Ho sempre contestato all'associazione alla quale sono iscritto l'eccessiva autoreferenzialità (in effetti, a rileggere i miei interventi si coglie sempre l'invito ad aprirsi al territorio, cogliendone di persona le criticità e anche le contraddizioni). Ebbene, sarebbe paradossale che tale critica si riversasse ora su di me.
Mi spiego meglio: sono convinto che un libero confronto in tanto si stabilisce in quanto vi è una pluralità di soggetti pronti a contribuire alla soluzione di determinati problemi fino a individuare una sintesi efficace. E' così o no?
Nello specifico mi chiedo: dovrei confrontarmi con me stesso, dal momento che le associazioni sfuggono al dibattito?
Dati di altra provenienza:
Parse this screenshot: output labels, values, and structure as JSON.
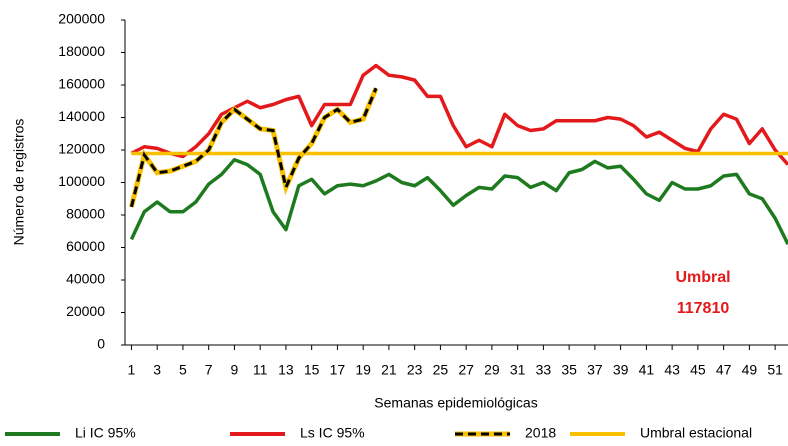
{
  "chart_data": {
    "type": "line",
    "x_label": "Semanas epidemiológicas",
    "y_label": "Número de registros",
    "x": [
      1,
      2,
      3,
      4,
      5,
      6,
      7,
      8,
      9,
      10,
      11,
      12,
      13,
      14,
      15,
      16,
      17,
      18,
      19,
      20,
      21,
      22,
      23,
      24,
      25,
      26,
      27,
      28,
      29,
      30,
      31,
      32,
      33,
      34,
      35,
      36,
      37,
      38,
      39,
      40,
      41,
      42,
      43,
      44,
      45,
      46,
      47,
      48,
      49,
      50,
      51,
      52
    ],
    "xlim": [
      0.5,
      52
    ],
    "xticks": [
      1,
      3,
      5,
      7,
      9,
      11,
      13,
      15,
      17,
      19,
      21,
      23,
      25,
      27,
      29,
      31,
      33,
      35,
      37,
      39,
      41,
      43,
      45,
      47,
      49,
      51
    ],
    "ylim": [
      0,
      200000
    ],
    "yticks": [
      0,
      20000,
      40000,
      60000,
      80000,
      100000,
      120000,
      140000,
      160000,
      180000,
      200000
    ],
    "grid": false,
    "legend": "bottom",
    "series": [
      {
        "name": "Li IC 95%",
        "color": "#1e7a1e",
        "dash": false,
        "values": [
          65000,
          82000,
          88000,
          82000,
          82000,
          88000,
          99000,
          105000,
          114000,
          111000,
          105000,
          82000,
          71000,
          98000,
          102000,
          93000,
          98000,
          99000,
          98000,
          101000,
          105000,
          100000,
          98000,
          103000,
          95000,
          86000,
          92000,
          97000,
          96000,
          104000,
          103000,
          97000,
          100000,
          95000,
          106000,
          108000,
          113000,
          109000,
          110000,
          102000,
          93000,
          89000,
          100000,
          96000,
          96000,
          98000,
          104000,
          105000,
          93000,
          90000,
          78000,
          62000
        ]
      },
      {
        "name": "Ls IC 95%",
        "color": "#e3191b",
        "dash": false,
        "values": [
          118000,
          122000,
          121000,
          118000,
          116000,
          122000,
          130000,
          142000,
          146000,
          150000,
          146000,
          148000,
          151000,
          153000,
          135000,
          148000,
          148000,
          148000,
          166000,
          172000,
          166000,
          165000,
          163000,
          153000,
          153000,
          135000,
          122000,
          126000,
          122000,
          142000,
          135000,
          132000,
          133000,
          138000,
          138000,
          138000,
          138000,
          140000,
          139000,
          135000,
          128000,
          131000,
          126000,
          121000,
          119000,
          133000,
          142000,
          139000,
          124000,
          133000,
          120000,
          111000
        ]
      },
      {
        "name": "2018",
        "color": "#000000",
        "dash": true,
        "values": [
          85000,
          117000,
          106000,
          107000,
          110000,
          113000,
          120000,
          137000,
          145000,
          139000,
          133000,
          132000,
          97000,
          115000,
          124000,
          140000,
          145000,
          137000,
          139000,
          158000,
          null,
          null,
          null,
          null,
          null,
          null,
          null,
          null,
          null,
          null,
          null,
          null,
          null,
          null,
          null,
          null,
          null,
          null,
          null,
          null,
          null,
          null,
          null,
          null,
          null,
          null,
          null,
          null,
          null,
          null,
          null,
          null
        ]
      },
      {
        "name": "Umbral estacional",
        "color": "#f9c000",
        "dash": false,
        "values": [
          117810,
          117810,
          117810,
          117810,
          117810,
          117810,
          117810,
          117810,
          117810,
          117810,
          117810,
          117810,
          117810,
          117810,
          117810,
          117810,
          117810,
          117810,
          117810,
          117810,
          117810,
          117810,
          117810,
          117810,
          117810,
          117810,
          117810,
          117810,
          117810,
          117810,
          117810,
          117810,
          117810,
          117810,
          117810,
          117810,
          117810,
          117810,
          117810,
          117810,
          117810,
          117810,
          117810,
          117810,
          117810,
          117810,
          117810,
          117810,
          117810,
          117810,
          117810,
          117810
        ]
      }
    ],
    "annotation": {
      "text": "Umbral",
      "value": 117810,
      "color": "#e3191b"
    }
  }
}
Non finirei così per essere, a mia volta, autoreferenziale?
No, cari signori. Non ne sarei capace..
A volte penso che, come genitori, soffriamo di problemi molto più grandi di quelli che affliggono i nostri figli. Prigionieri di una grave soggezione culturale deleghiamo tutto a tutti, senza accorgerci del fallimento che è sotto i nostri occhi. Chi più di noi, che viviamo ogni giorno sulla nostra pelle drammi così complessi, conosce davvero la realtà e può proporre ai tecnici soluzioni che restituiscano dignità e diritti ai nostri figli?
E imporle alle istituzioni, senza sotterfugi e ambiguità?
Si continua invece, pervicacemente, ad andare nella direzione sbagliata, perpetuando strategie e alleanze che, nella migliore delle ipotesi, rappresentano un "deja vu" destinato a lasciare senza risposta una lunga serie di domande.
Mi sbaglierò, ma quello che vedo è la voglia di limitarsi a coltivare solo il proprio orticello, facendo finta che intorno non vi sia un campo enorme da arare con pazienza, umiltà e soprattutto fermezza, per arrivare davvero preparati alla mietitura e alla raccolta.
Pur in presenza di questo quadro disarmante non abdico però all'impegno che mi sono assunto. E' una promessa che ho fatto a Gabriele e a quelli come lui!